NORMALITO (Pauline Sales / le 11. Avignon / Avignon Off)

(de quoi ça parle en vrai)

« La maitresse demande à tous les élèves de sa classe de CM2 d’inventer leur superhéros. Lucas dessine Normalito le superhéros « qui rend tout le monde normaux ». Iris, enfant précoce, tente de se rapprocher de Lucas, elle qui aimerait tant devenir normale. Les deux enfants, que tout sépare, apprendront à se connaître. Le jeune duo va fuguer et rencontrer Lina, la dame pipi des toilettes de la gare. À travers cette fable sur la normalité et la différence, nous abordons la tolérance, l’empathie. Ne sommes nous pas tous différents et tous semblables ? » (source : ici)

© Arianne Catton Balabeau

(ceci n’est pas une critique, mais…)

D’abord une commande de Fabrice Melquiot à Pauline Sales : écrire sur les « supernormaux ». Comme une évidence, puis la promesse d’un spectacle de qualité. Ensuite une crainte, toujours la même, voir des acteurs adultes jouer des enfants de dix ans. Celle-ci est assez rapidement dissipée grâce au jeu nuancé de Cloé Lastère et au dynamisme d’Antoine Courvoisier (même si parfois un peu en force, j’ai trouvé). On y croit. On oublie aussi qu’ils sont sensés n’avoir que dix ans, mais on y croit quand même.

Toujours cette précision et cette ingéniosité dans la mise en scène de Pauline Sales, aidée cette fois-ci par la scénographie de Damien Caille-Perret, toute en portes qui grincent, de cuvette de toilettes roulante et de trouvailles étonnantes.

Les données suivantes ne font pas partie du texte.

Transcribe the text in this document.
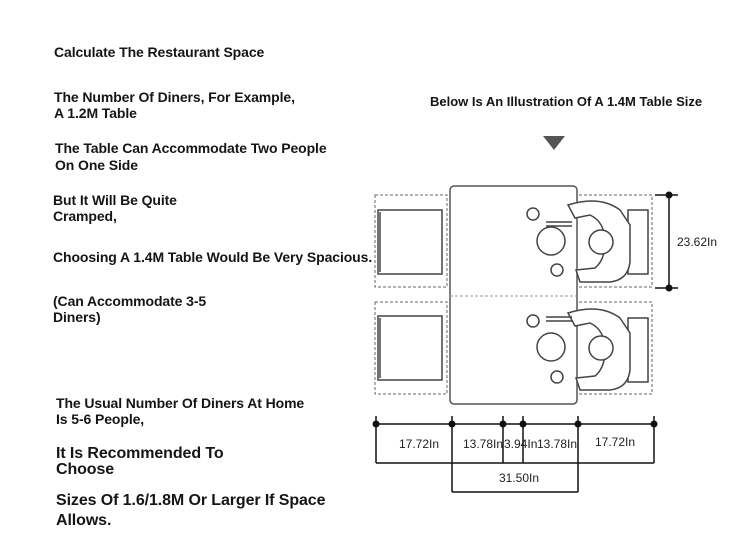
Calculate The Restaurant Space
The Number Of Diners, For Example,
A 1.2M Table
The Table Can Accommodate Two People
On One Side
But It Will Be Quite
Cramped,
Choosing A 1.4M Table Would Be Very Spacious.
(Can Accommodate 3-5
Diners)
The Usual Number Of Diners At Home
Is 5-6 People,
It Is Recommended To
Choose
Sizes Of 1.6/1.8M Or Larger If Space
Allows.
Below Is An Illustration Of A 1.4M Table Size
23.62In
17.72In 13.78In 3.94In 13.78In 17.72In
31.50In
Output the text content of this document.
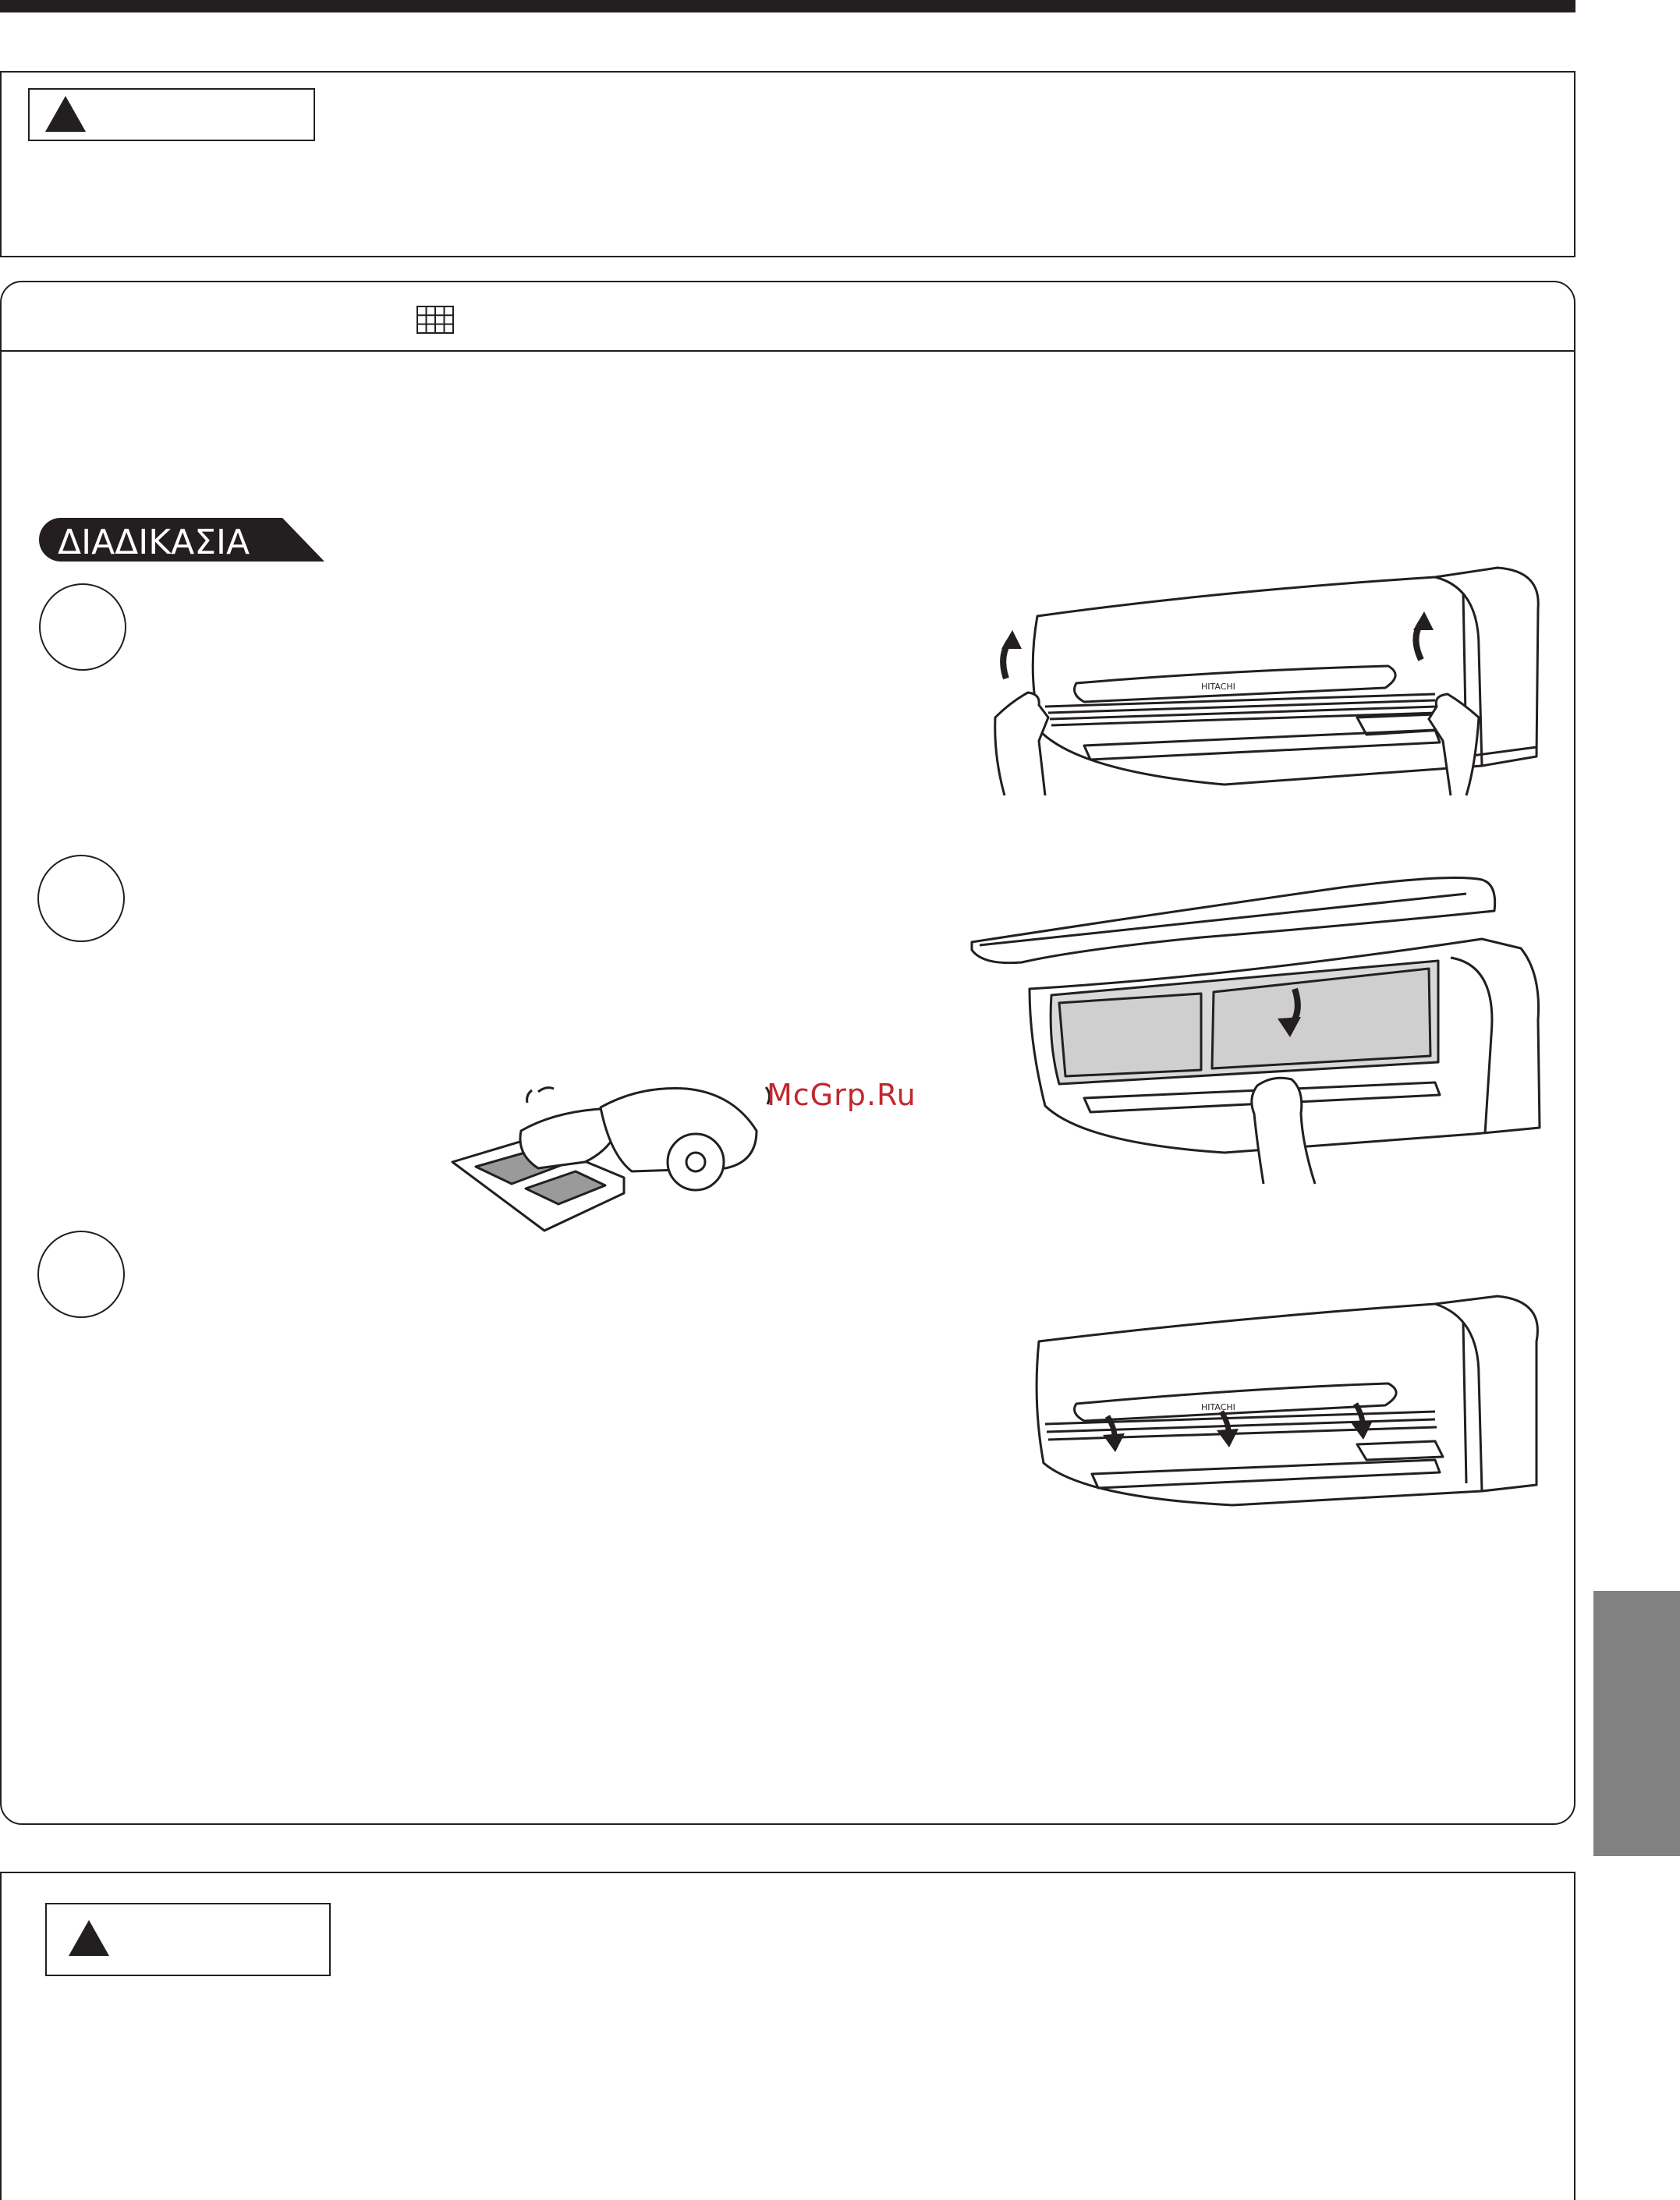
ΔΙΑΔΙΚΑΣΙΑ
HITACHI
McGrp.Ru
HITACHI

L’histoire se scinde en deux parties. Premièrement, ces deux solitudes qui ne se retrouvent pas dans leurs familles respectives, un brin caricaturales : le garçon normal dans une famille CSP+ bobo/écolo/machinchoso et la fille surdouée dans une famille tout droit sortie du roman de Roald Dahl « Matilda », qui regarde « Plus belle la vie » en mangeant des macaronis. Deuxièmement, la fuite, le jeu de cache-cache dans des toilettes publiques tenues par une certaine Lina, jouée finement par un Anthony Poupard étonnant, dans tous les sens du terme. Il faut s’habituer à cette rupture de ton et ce changement de direction dans la narration, mais au fond, on parle toujours du même sujet : C’est quoi être normal et/ou ordinaire ? D’abord, est-ce que ça existe ?

(et puis, mine de rien, ça aborde aussi le thème de la transsexualité, toujours avec sensibilité et sans en rajouter)

A la fin, on applaudit, on sourit. Purée, j’ai souri ! Je crois que j’étais content.

NORMALITO

Texte et mise en scène Pauline Sales

Avec Antoine Courvoisier, Anthony Poupard, Cloé Lastère

Régie lumière Grégoire de Lafond et Xavier Libois – Régie son Christophe Lourdais et Fred Buhl – Scénographie Damien Caille-Perret – Costumes Nathalie Matriciani – Lumière Jean-Marc Serre – Son Simon Aeschimann – Maquillage/Coiffure Cécile Kretschmar

Production Théâtre Am Stram Gram (commande de Fabrice Melquiot) – Genève et A L’ENVI – Coproduction Le Préau CDN de Normandie – Vire 

Jusqu’au 29 juillet 2021 au 11. Avignon (Avignon OFF) et en tournée, : notamment à Paris aux Plateaux Sauvages (les 1e et 2 octobre), à Brest (7 et 8 octobre), Caen (15 et 17 décembre), Lyon (du 10 au 14 mai 2022)…

(d’autres histoires)

* Je suis un homme blanc, hétérosexuel, cis (je crois que c’est comme ça qu’on dit), d’âge aujourd’hui moyen, gagnant ma vie correctement, même si c’est pas ouf. Je ne suis ni trop beau ni trop laid, je suis également d’intelligence moyenne, contrairement à ma pilosité qui ne l’est pas. Et pourtant je ne me trouve pas normal. C’est normal, docteur ?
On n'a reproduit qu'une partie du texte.